Erster Eindruck: Ein stimmungsvolles Cover – gefällt mir sehr gut.
Dies ist Band 3 der Reihe, kann aber unabhängig von den Vorgängerbänden gelesen werden. Für mich war es der zweite Band der Reihe, da ich unkonventionell mit Band 2 eingestiegen bin.
Jules ist noch nicht so lange im Fischerdorf, doch sie wurde von der Gemeinde gut aufgenommen. Es hilft natürlich sehr, wenn man gute Freunde hat, die sie in einigen Mitgliedern der Familie Tremaine gefunden hat. Insbesondere Danny. Er gibt ihr zu verstehen, dass er mehr möchte, als nur ein Freund zu sein. Doch das ist für Jules ausgeschlossen, da er verheiratet ist; dieses Sakrament ist ihr wichtig. Er weiss, dass er nicht wieder mit Tara, seiner Ex, zusammenkommt, aber er kann ihr nicht verraten, weshalb er so überzeugt ist. Danny bittet um ihr Vertrauen. Das fällt ihr schwer, denn sie versteht nicht, wieso er so ein Geheimnis daraus macht…

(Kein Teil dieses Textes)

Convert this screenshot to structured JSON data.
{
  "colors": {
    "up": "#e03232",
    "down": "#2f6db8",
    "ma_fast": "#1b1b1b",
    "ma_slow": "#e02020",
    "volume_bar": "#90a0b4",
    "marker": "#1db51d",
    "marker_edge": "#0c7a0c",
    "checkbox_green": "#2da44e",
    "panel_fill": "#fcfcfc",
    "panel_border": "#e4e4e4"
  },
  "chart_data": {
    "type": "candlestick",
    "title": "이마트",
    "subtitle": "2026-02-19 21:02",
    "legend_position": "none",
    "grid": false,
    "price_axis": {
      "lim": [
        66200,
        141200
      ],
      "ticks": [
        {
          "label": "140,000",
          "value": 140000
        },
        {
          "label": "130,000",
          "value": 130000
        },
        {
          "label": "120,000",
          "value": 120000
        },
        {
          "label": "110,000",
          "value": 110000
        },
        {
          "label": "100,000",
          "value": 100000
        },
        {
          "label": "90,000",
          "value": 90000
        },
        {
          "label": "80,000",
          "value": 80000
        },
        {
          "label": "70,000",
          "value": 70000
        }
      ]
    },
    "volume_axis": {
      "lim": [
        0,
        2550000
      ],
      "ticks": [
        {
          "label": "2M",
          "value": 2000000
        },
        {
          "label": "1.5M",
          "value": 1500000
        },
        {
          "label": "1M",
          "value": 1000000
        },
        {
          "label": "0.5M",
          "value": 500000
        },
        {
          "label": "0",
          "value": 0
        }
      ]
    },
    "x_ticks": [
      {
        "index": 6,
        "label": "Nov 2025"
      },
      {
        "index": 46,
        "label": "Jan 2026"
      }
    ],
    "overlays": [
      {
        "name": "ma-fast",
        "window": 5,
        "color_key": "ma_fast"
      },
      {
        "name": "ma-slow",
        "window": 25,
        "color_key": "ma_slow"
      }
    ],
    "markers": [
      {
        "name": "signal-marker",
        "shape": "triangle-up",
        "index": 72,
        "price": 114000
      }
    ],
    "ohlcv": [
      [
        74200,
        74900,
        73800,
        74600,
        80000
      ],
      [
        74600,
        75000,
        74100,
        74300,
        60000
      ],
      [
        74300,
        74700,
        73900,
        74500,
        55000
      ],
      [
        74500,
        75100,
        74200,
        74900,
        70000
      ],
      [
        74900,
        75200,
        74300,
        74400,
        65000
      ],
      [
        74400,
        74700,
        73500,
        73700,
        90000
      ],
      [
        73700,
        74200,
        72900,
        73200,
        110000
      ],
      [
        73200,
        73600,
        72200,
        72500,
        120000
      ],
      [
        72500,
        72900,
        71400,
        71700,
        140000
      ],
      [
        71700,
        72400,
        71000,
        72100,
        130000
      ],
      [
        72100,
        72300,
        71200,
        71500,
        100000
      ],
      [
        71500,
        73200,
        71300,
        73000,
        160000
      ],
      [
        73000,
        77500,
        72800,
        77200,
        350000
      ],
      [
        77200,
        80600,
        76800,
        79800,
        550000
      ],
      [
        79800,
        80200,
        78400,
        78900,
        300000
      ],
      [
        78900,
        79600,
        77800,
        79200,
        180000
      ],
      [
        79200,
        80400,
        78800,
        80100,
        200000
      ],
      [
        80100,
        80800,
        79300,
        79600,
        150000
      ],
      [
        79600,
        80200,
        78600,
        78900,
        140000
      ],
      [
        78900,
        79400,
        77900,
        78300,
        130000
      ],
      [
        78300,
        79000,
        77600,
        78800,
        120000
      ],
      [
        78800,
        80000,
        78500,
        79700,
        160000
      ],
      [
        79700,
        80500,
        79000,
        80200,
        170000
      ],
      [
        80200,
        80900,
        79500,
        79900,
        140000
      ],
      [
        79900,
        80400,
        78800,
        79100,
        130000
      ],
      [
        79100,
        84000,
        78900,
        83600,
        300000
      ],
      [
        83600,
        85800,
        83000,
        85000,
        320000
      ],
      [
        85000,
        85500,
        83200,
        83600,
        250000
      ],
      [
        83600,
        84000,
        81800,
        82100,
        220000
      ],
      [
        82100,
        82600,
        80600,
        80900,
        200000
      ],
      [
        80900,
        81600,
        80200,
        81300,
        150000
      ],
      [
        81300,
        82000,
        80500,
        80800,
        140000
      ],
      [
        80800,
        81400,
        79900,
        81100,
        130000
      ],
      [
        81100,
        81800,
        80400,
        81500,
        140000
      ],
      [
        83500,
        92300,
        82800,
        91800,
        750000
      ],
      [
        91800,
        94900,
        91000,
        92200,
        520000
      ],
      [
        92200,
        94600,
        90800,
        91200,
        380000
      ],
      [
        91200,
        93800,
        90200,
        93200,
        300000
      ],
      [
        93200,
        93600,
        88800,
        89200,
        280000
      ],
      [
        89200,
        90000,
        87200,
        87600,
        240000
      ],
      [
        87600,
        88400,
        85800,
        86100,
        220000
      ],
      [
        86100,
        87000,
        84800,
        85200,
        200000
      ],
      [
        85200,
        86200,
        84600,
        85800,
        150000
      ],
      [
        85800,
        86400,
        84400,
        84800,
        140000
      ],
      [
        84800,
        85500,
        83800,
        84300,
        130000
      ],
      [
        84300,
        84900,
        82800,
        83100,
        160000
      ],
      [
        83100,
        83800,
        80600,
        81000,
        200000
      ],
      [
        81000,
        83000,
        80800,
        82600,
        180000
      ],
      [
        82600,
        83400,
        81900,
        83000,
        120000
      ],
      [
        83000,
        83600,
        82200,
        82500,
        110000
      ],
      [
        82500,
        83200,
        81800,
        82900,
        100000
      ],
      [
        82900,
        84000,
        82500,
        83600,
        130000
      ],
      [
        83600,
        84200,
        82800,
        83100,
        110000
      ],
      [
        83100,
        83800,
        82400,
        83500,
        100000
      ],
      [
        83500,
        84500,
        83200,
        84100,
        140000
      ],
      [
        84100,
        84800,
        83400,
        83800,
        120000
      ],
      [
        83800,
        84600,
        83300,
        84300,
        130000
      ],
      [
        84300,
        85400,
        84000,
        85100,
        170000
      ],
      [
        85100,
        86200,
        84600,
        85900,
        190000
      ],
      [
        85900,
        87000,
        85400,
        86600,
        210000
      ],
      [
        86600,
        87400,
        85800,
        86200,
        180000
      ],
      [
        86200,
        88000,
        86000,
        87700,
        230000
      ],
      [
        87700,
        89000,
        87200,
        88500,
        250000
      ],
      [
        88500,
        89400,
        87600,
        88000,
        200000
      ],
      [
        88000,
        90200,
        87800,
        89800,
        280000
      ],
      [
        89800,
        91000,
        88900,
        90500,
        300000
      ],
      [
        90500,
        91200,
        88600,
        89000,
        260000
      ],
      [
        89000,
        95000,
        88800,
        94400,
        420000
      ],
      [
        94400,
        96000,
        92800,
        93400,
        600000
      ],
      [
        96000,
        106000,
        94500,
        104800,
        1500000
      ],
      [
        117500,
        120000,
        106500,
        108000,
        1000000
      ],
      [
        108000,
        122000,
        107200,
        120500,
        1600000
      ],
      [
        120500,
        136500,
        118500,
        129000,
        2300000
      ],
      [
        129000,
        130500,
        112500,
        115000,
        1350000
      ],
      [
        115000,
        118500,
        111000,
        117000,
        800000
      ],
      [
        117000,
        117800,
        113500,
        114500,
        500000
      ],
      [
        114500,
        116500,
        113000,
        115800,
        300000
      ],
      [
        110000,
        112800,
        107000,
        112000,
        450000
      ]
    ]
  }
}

Die Rückkehr von Tara und Sohn Morgan bringt Unruhe ins Dorf: Tara hat nicht unbedingt viele Punkte bei der Gemeinschaft gesammelt. Aber ihrem Sohn zuliebe wollte sie wieder in ein liebevolles Umfeld zurückkehren. Morgan ist Autist und braucht Beständigkeit und Menschen, die ihn annehmen, wie er ist.
Mein erneuter Aufenthalt in Polwenna Bay hat mir sehr gut gefallen. Der Ausgang der Geschichte ist nicht weiter überraschend (aber das habe ich auch nicht anders erwartet) – von mir gibt es 4 Sterne.